Excellent book --- but used by zealots

This is one of the fundamental books on the successful strcuturing of large cities. The ideas proesented here about the principles that will generate a liviable settlement are applicable to settlements of all sizes. Jacob shows how these principles can be met within the structure of large cities and how some of the convnetional designs of such cities hinder thme and create non-ideal living spaces.The book is excellent. Unfortunalely however its solutions have been seiezed upon by zealots who try to fit Jacob's solutions for large cities to settlements of every size. Jacobs' ideas and name are used constantly in discussions on city planning. It would be better if the people bandying her ideas about would read her books. They might be surprised to find that theirs and her ideas about the role of government in city planning may be quite dissimilar.

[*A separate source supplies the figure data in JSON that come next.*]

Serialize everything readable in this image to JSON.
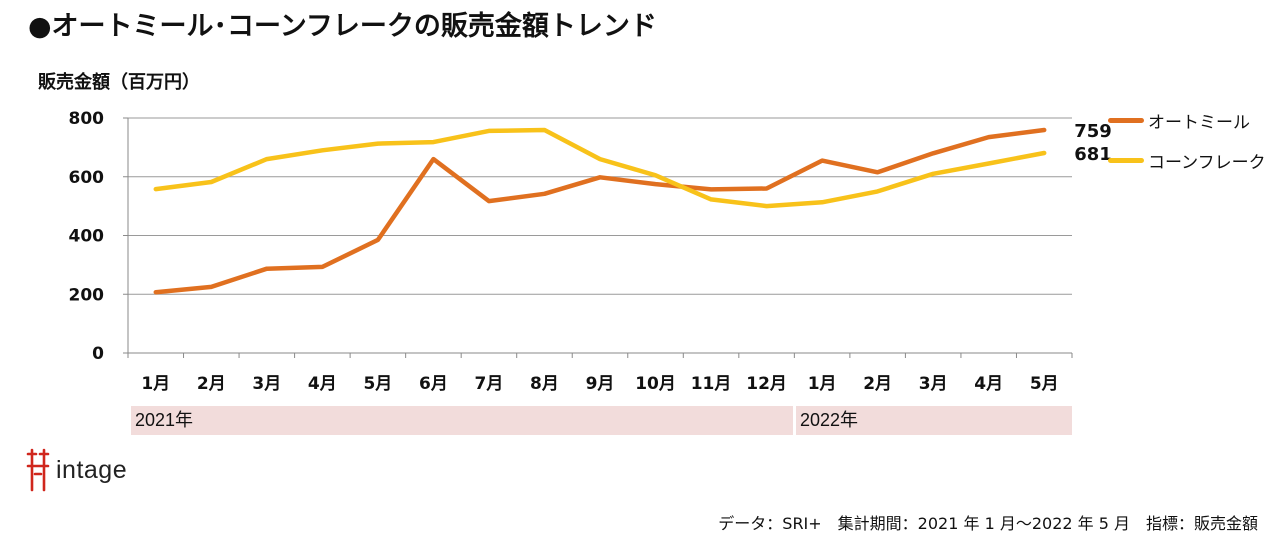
{
  "page": {
    "title": "●オートミール･コーンフレークの販売金額トレンド",
    "footnote": "データ：SRI+　集計期間：2021 年 1 月～2022 年 5 月　指標：販売金額",
    "logo_text": "intage"
  },
  "chart_data": {
    "type": "line",
    "ylabel": "販売金額（百万円）",
    "ylim": [
      0,
      800
    ],
    "yticks": [
      0,
      200,
      400,
      600,
      800
    ],
    "categories": [
      "1月",
      "2月",
      "3月",
      "4月",
      "5月",
      "6月",
      "7月",
      "8月",
      "9月",
      "10月",
      "11月",
      "12月",
      "1月",
      "2月",
      "3月",
      "4月",
      "5月"
    ],
    "year_groups": [
      {
        "label": "2021年",
        "start": 0,
        "end": 11
      },
      {
        "label": "2022年",
        "start": 12,
        "end": 16
      }
    ],
    "series": [
      {
        "name": "オートミール",
        "color": "#e07020",
        "values": [
          207,
          225,
          287,
          293,
          385,
          660,
          517,
          542,
          598,
          575,
          557,
          560,
          655,
          615,
          680,
          735,
          759
        ],
        "end_label": "759"
      },
      {
        "name": "コーンフレーク",
        "color": "#f8c21a",
        "values": [
          558,
          582,
          660,
          690,
          713,
          718,
          756,
          759,
          660,
          605,
          523,
          500,
          513,
          550,
          610,
          645,
          681
        ],
        "end_label": "681"
      }
    ],
    "legend_position": "top-right",
    "grid": true
  }
}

The classic exposition of how cities work. A must-read.

Even 35 years after it was written, The Death and Life of Great American Cities remains the classic book on how cities work and how urban planners and others have naively destroyed functioning cities. It is widely known for its incisive treatment of those who would tear down functioning neighborhoods and destroy the lives and livelihoods of people for the sake of a groundless but intellectually appealing daydream. But although many see it as a polemic against urban planning, the best parts of it, the parts that have endeared it to many who love cities, are quite different. Death and Life is, first of all, a work of observation. The illustrations are all around us, she says, and we must go and look. She shows us parts of the city that are alive -- the streets, she says, are the city that we see, and it is the streets and sidewalks that carry the most weight -- and find the patterns that help us not merely see but understand. She shows us the city as an ecology -- a system of interactions that is more than merely the laying out of buildings as if they were a child's wooden blocks. But observation can mean simply the noting of objects. Ms. Jacobs writes beautifully, lovingly, of New York City and other urban places. Her piece "The Ballet of Hudson Street" is both an observation of events on the Greenwich Village street where she lived and a prose poem describing the comings and goings of the people, the rhythms of the shopkeepers and the commuters and others who use the street. In this day when "inner city" is a synonym for poverty and hopelessness, it is important to be reminded that cities are literally the centers of civilization, of business, of culture. This is just as true today as it was in the early 1960s when this was written. We in North America owe Jane Jacobs a great debt for her insight and her eloquence.